Faced with the anger of the local population over the ever growing makeshift migrant camp and fearing a high score of the Front National in his own region, the then French president François Hollande set out a plan to demolish ‘the Jungle’ before the end of his presidency (still, Marine La Pen won almost 48% in the runoff against Macron). But soon after the camp was dismantled and its inhabitants were relocated to reception centres all over France, it started to reappear in a nearby location. According to the latest reports the camp is swelling again, although the current number of migrants remains unclear.
Calais has a long, troubled history as the place with a high concentration of migrants waiting to cross the English Channel.

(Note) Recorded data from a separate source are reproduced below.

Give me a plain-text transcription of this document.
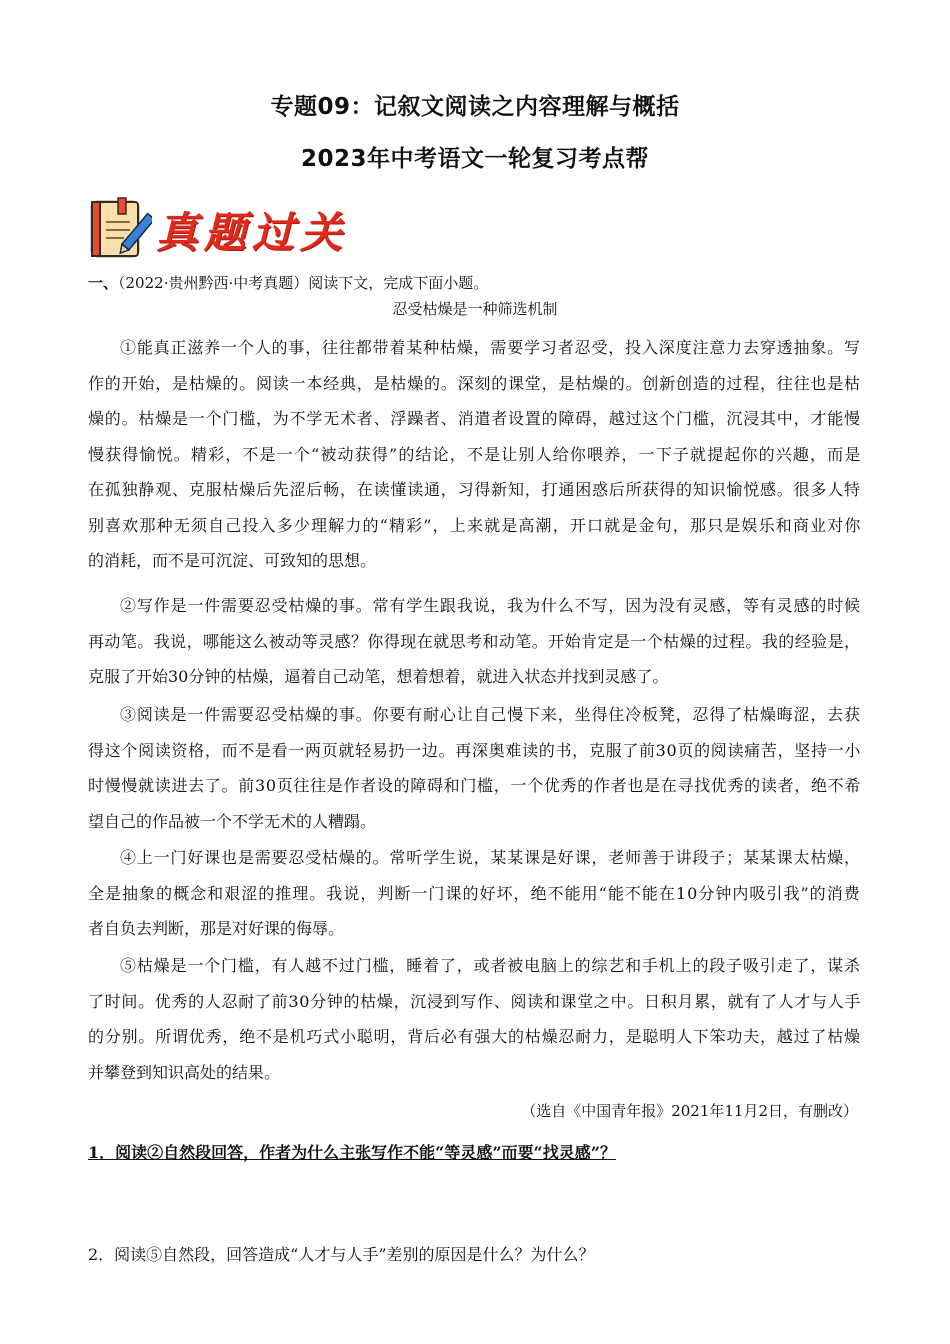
专题09：记叙文阅读之内容理解与概括
2023年中考语文一轮复习考点帮
真题过关
一、（2022·贵州黔西·中考真题）阅读下文，完成下面小题。
忍受枯燥是一种筛选机制
①能真正滋养一个人的事，往往都带着某种枯燥，需要学习者忍受，投入深度注意力去穿透抽象。写
作的开始，是枯燥的。阅读一本经典，是枯燥的。深刻的课堂，是枯燥的。创新创造的过程，往往也是枯
燥的。枯燥是一个门槛，为不学无术者、浮躁者、消遣者设置的障碍，越过这个门槛，沉浸其中，才能慢
慢获得愉悦。精彩，不是一个“被动获得”的结论，不是让别人给你喂养，一下子就提起你的兴趣，而是
在孤独静观、克服枯燥后先涩后畅，在读懂读通，习得新知，打通困惑后所获得的知识愉悦感。很多人特
别喜欢那种无须自己投入多少理解力的“精彩”，上来就是高潮，开口就是金句，那只是娱乐和商业对你
的消耗，而不是可沉淀、可致知的思想。
②写作是一件需要忍受枯燥的事。常有学生跟我说，我为什么不写，因为没有灵感，等有灵感的时候
再动笔。我说，哪能这么被动等灵感？你得现在就思考和动笔。开始肯定是一个枯燥的过程。我的经验是，
克服了开始30分钟的枯燥，逼着自己动笔，想着想着，就进入状态并找到灵感了。
③阅读是一件需要忍受枯燥的事。你要有耐心让自己慢下来，坐得住冷板凳，忍得了枯燥晦涩，去获
得这个阅读资格，而不是看一两页就轻易扔一边。再深奥难读的书，克服了前30页的阅读痛苦，坚持一小
时慢慢就读进去了。前30页往往是作者设的障碍和门槛，一个优秀的作者也是在寻找优秀的读者，绝不希
望自己的作品被一个不学无术的人糟蹋。
④上一门好课也是需要忍受枯燥的。常听学生说，某某课是好课，老师善于讲段子；某某课太枯燥，
全是抽象的概念和艰涩的推理。我说，判断一门课的好坏，绝不能用“能不能在10分钟内吸引我”的消费
者自负去判断，那是对好课的侮辱。
⑤枯燥是一个门槛，有人越不过门槛，睡着了，或者被电脑上的综艺和手机上的段子吸引走了，谋杀
了时间。优秀的人忍耐了前30分钟的枯燥，沉浸到写作、阅读和课堂之中。日积月累，就有了人才与人手
的分别。所谓优秀，绝不是机巧式小聪明，背后必有强大的枯燥忍耐力，是聪明人下笨功夫，越过了枯燥
并攀登到知识高处的结果。
（选自《中国青年报》2021年11月2日，有删改）
1．阅读②自然段回答，作者为什么主张写作不能“等灵感”而要“找灵感”？
2．阅读⑤自然段，回答造成“人才与人手”差别的原因是什么？为什么？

The recent camp was preceded by the Sangatte camp, closed in 2002, after recurrent riots, protests of the local population and French British bickering over who was responsible for the mess. But migrants didn’t stop coming. Why is it they do not want to lodge an asylum claim in France, preferring to endure the appalling conditions while waiting for a highly risky transfer to the UK? Job prospects, family ties, non-acquaintance with the language, persistent asylum system differences and the absence of identity cards account for most of the reasons why migrants from Afghanistan, Sudan, Syria, Iraq, Pakistan and Eritrea refuse to stay in France, prepared to be waiting for months for the opportunity to cross the Channel. And despite formidable surveillance and security measures smugglers still manage to get them through, provided they can pay for the journey. The exit of the UK from the European Union seems to be welcome news to prospective migrants, as for the time being those who managed to get to Britain risked being deported back to a country where they have been first fingerprinted, according to the Dublin II Regulation rules. In principle, the UK will be bound by the Dublin regulation until it leaves in 2019, although foreseeing what will happen between now and then seems a risky enterprise. But after the eventual withdrawal from the block these rules will cease to exist, which could raise prospects of a camp being set up on the British territory, most likely in Kent.

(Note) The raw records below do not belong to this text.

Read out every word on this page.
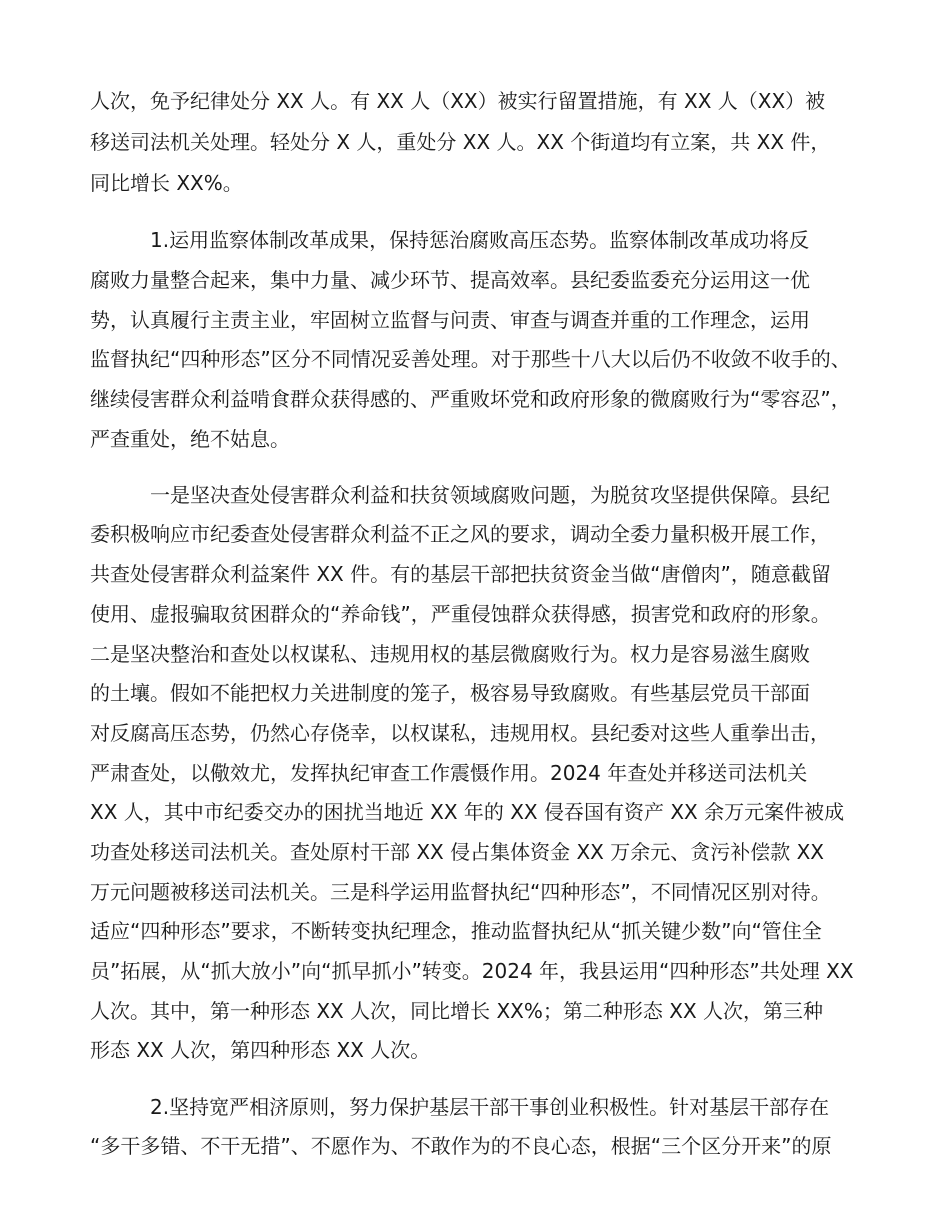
人次，免予纪律处分 XX 人。有 XX 人（XX）被实行留置措施，有 XX 人（XX）被
移送司法机关处理。轻处分 X 人，重处分 XX 人。XX 个街道均有立案，共 XX 件，
同比增长 XX%。
1.运用监察体制改革成果，保持惩治腐败高压态势。监察体制改革成功将反
腐败力量整合起来，集中力量、减少环节、提高效率。县纪委监委充分运用这一优
势，认真履行主责主业，牢固树立监督与问责、审查与调查并重的工作理念，运用
监督执纪“四种形态”区分不同情况妥善处理。对于那些十八大以后仍不收敛不收手的、
继续侵害群众利益啃食群众获得感的、严重败坏党和政府形象的微腐败行为“零容忍”，
严查重处，绝不姑息。
一是坚决查处侵害群众利益和扶贫领域腐败问题，为脱贫攻坚提供保障。县纪
委积极响应市纪委查处侵害群众利益不正之风的要求，调动全委力量积极开展工作，
共查处侵害群众利益案件 XX 件。有的基层干部把扶贫资金当做“唐僧肉”，随意截留
使用、虚报骗取贫困群众的“养命钱”，严重侵蚀群众获得感，损害党和政府的形象。
二是坚决整治和查处以权谋私、违规用权的基层微腐败行为。权力是容易滋生腐败
的土壤。假如不能把权力关进制度的笼子，极容易导致腐败。有些基层党员干部面
对反腐高压态势，仍然心存侥幸，以权谋私，违规用权。县纪委对这些人重拳出击，
严肃查处，以儆效尤，发挥执纪审查工作震慑作用。2024 年查处并移送司法机关
XX 人，其中市纪委交办的困扰当地近 XX 年的 XX 侵吞国有资产 XX 余万元案件被成
功查处移送司法机关。查处原村干部 XX 侵占集体资金 XX 万余元、贪污补偿款 XX
万元问题被移送司法机关。三是科学运用监督执纪“四种形态”，不同情况区别对待。
适应“四种形态”要求，不断转变执纪理念，推动监督执纪从“抓关键少数”向“管住全
员”拓展，从“抓大放小”向“抓早抓小”转变。2024 年，我县运用“四种形态”共处理 XX
人次。其中，第一种形态 XX 人次，同比增长 XX%；第二种形态 XX 人次，第三种
形态 XX 人次，第四种形态 XX 人次。
2.坚持宽严相济原则，努力保护基层干部干事创业积极性。针对基层干部存在
“多干多错、不干无措”、不愿作为、不敢作为的不良心态，根据“三个区分开来”的原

So, is Macron going to pull the trigger soon? If he sticks to the promises he made during the presidential campaign, i.e. to drive a hard bargain with Britain, he might be tempted to open the Calais file right away. Worth noting is that his newly designated prime minister Edouard Philippe was a close ally of Alain Juppé, the unsuccessful candidate of the Republican party who during the party’s primaries pledged to scrap the Le Touquet agreement, if elected. Critics, however, advocate restrain and moderation, in the face of the potential danger of an inadvertent pull factor that could be created as a result of the prospect for easier passage. In addition, should the border move to the UK it will be the responsibility of the French navy (or Frontex) to save lives if smugglers’ boats start crossing the Channel, putting the migrants in danger – as is now the case in the Mediterranean sea.

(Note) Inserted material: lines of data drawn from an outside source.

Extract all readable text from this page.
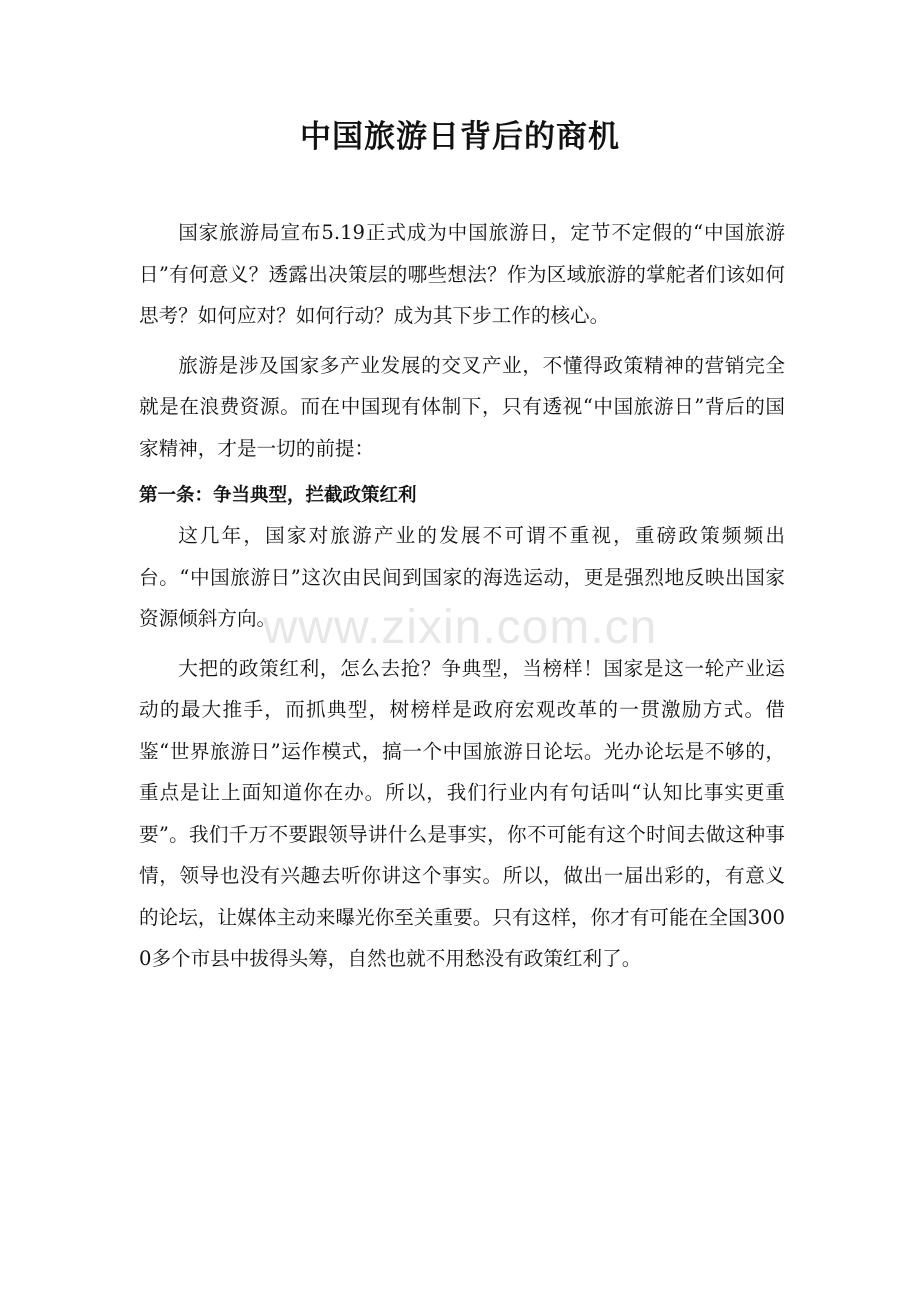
中国旅游日背后的商机

国家旅游局宣布5.19正式成为中国旅游日，定节不定假的“中国旅游日”有何意义？透露出决策层的哪些想法？作为区域旅游的掌舵者们该如何思考？如何应对？如何行动？成为其下步工作的核心。

旅游是涉及国家多产业发展的交叉产业，不懂得政策精神的营销完全就是在浪费资源。而在中国现有体制下，只有透视“中国旅游日”背后的国家精神，才是一切的前提：

第一条：争当典型，拦截政策红利

这几年，国家对旅游产业的发展不可谓不重视，重磅政策频频出台。“中国旅游日”这次由民间到国家的海选运动，更是强烈地反映出国家资源倾斜方向。

大把的政策红利，怎么去抢？争典型，当榜样！国家是这一轮产业运动的最大推手，而抓典型，树榜样是政府宏观改革的一贯激励方式。借鉴“世界旅游日”运作模式，搞一个中国旅游日论坛。光办论坛是不够的，重点是让上面知道你在办。所以，我们行业内有句话叫“认知比事实更重要”。我们千万不要跟领导讲什么是事实，你不可能有这个时间去做这种事情，领导也没有兴趣去听你讲这个事实。所以，做出一届出彩的，有意义的论坛，让媒体主动来曝光你至关重要。只有这样，你才有可能在全国3000多个市县中拔得头筹，自然也就不用愁没有政策红利了。

www.zixin.com.cn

What seems to be the most likely scenario is that the Macron government will ask for a shared responsibility, requiring the UK to take more migrants (especially unaccompanied minors which make a big part of the group) – much to Theresa May’s annoyance, even though she appeared to admit that the agreement is up for negotiations. The outcome may, however, compromise her party manifesto’s pledge to reduce migration figures to a strict minimum.
Reaching an agreement over a new deal may soon become a diplomatic minefield in both countries, given the importance of a migration policy hamstrung by past failures and lingering risks of an uncertain future.